October 2025·Research·Nature Computational Science

Data-driven law firm rankings to reduce information asymmetry in legal disputes.

Alexandre Mojon, Robert Mahari, Sandro Claudio Lera

Selecting capable counsel can shape the outcome of litigation, yet evaluating law firm performance remains challenging. Widely used rankings prioritize prestige, size and revenue over empirical litigation outcomes, offering little practical guidance. Here, to address this gap, we build on the Bradley–Terry model and introduce a new ranking framework that treats each lawsuit as a competitive game between plaintiff and defendant law firms. Leveraging a newly constructed dataset of 60,540 US civil lawsuits involving 54,541 law firms, our findings show that existing reputation-based rankings correlate poorly with actual litigation success, while our outcome-based ranking substantially improves predictive accuracy. These findings establish a foundation for more transparent, data-driven assessments of legal performance.

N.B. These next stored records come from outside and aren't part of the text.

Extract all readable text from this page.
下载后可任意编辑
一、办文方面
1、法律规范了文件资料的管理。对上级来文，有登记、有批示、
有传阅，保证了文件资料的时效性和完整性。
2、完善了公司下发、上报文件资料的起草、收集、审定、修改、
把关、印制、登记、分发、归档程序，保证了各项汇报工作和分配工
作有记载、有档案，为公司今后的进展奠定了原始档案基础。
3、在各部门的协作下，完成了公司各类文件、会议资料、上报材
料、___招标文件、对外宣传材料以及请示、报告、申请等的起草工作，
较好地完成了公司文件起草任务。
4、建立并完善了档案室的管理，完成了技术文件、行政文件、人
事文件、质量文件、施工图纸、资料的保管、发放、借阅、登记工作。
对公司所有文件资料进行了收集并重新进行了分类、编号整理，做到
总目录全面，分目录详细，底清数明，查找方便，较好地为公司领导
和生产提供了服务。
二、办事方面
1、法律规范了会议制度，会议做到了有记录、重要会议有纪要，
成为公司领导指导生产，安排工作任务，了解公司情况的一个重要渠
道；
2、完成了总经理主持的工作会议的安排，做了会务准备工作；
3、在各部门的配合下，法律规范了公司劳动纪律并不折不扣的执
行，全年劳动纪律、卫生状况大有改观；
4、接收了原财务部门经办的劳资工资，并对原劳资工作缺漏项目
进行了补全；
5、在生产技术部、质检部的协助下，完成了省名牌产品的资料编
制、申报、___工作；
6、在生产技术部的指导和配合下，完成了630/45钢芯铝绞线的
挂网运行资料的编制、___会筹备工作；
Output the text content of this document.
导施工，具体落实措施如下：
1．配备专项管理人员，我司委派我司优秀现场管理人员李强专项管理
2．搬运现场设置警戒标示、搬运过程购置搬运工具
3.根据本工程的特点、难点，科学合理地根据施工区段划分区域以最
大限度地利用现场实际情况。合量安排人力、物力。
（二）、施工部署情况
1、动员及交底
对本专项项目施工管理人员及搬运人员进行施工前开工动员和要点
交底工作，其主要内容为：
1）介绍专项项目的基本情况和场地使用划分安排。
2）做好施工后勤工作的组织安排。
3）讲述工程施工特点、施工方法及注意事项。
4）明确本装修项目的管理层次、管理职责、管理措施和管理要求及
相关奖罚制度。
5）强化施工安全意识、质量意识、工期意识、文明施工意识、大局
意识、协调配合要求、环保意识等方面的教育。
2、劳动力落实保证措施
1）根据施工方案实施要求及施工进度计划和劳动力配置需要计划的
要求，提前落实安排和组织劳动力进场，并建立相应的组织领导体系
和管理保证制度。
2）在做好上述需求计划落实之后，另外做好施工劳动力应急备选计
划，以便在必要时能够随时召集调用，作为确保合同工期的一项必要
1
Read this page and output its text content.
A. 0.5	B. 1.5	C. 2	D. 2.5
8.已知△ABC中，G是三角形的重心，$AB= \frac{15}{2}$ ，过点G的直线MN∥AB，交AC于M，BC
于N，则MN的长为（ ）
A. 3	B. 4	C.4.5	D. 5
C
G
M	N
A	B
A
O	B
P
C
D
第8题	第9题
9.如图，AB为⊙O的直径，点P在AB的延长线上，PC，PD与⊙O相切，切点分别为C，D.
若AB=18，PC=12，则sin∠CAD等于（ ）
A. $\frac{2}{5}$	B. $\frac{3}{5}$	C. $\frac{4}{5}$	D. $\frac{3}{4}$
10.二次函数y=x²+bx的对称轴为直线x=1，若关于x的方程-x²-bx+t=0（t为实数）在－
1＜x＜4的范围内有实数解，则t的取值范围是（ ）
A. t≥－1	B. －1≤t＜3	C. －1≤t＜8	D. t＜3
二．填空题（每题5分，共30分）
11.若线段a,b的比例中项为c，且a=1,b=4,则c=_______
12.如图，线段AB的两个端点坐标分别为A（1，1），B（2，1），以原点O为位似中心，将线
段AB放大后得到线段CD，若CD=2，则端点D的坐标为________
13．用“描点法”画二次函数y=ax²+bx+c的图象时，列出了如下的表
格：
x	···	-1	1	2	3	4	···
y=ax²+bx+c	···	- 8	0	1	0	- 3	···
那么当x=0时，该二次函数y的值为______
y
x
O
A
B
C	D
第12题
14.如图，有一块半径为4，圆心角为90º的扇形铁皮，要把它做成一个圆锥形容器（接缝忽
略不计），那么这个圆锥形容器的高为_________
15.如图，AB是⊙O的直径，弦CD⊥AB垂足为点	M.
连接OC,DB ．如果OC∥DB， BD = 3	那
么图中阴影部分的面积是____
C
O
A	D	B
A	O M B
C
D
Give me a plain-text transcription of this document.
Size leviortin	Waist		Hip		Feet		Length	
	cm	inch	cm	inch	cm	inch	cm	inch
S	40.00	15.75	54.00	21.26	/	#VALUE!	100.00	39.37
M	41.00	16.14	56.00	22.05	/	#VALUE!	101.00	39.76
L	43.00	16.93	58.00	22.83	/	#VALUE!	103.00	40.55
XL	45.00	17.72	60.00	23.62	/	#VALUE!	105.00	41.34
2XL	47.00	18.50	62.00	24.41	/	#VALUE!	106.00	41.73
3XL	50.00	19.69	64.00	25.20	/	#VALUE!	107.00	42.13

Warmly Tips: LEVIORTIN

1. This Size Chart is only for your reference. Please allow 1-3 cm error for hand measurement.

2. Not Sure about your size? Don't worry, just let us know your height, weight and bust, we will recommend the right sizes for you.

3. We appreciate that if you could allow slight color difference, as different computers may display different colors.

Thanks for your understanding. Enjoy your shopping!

October 2024·Research·arXiv:2410.00725

Early career citations capture judicial idiosyncrasies and predict judgments.

Robert Mahari, Sandro Claudio Lera

Judicial impartiality is a cornerstone of well-functioning legal systems. We assemble a dataset of 112,312 civil lawsuits in U.S. District Courts to study the effect of extraneous factors on judicial decision making. We show that cases are randomly assigned to judges and that biographical judge features are predictive of judicial decisions. We use low-dimensional representations of judges' early-career citation records as generic representations of judicial idiosyncrasies. These predict future judgments with accuracies exceeding 65% for high-confidence predictions on balanced out-of-sample test cases. For 6–8% of judges, these representations are significant predictors across all judgments. These findings indicate that a small but significant group of judges routinely relies on extraneous factors and careful vetting of judges prior to appointment may partially address this issue. Our use of low-dimensional representations of citation records may also be generalized to other jurisdictions or to study other aspects of judicial decision making.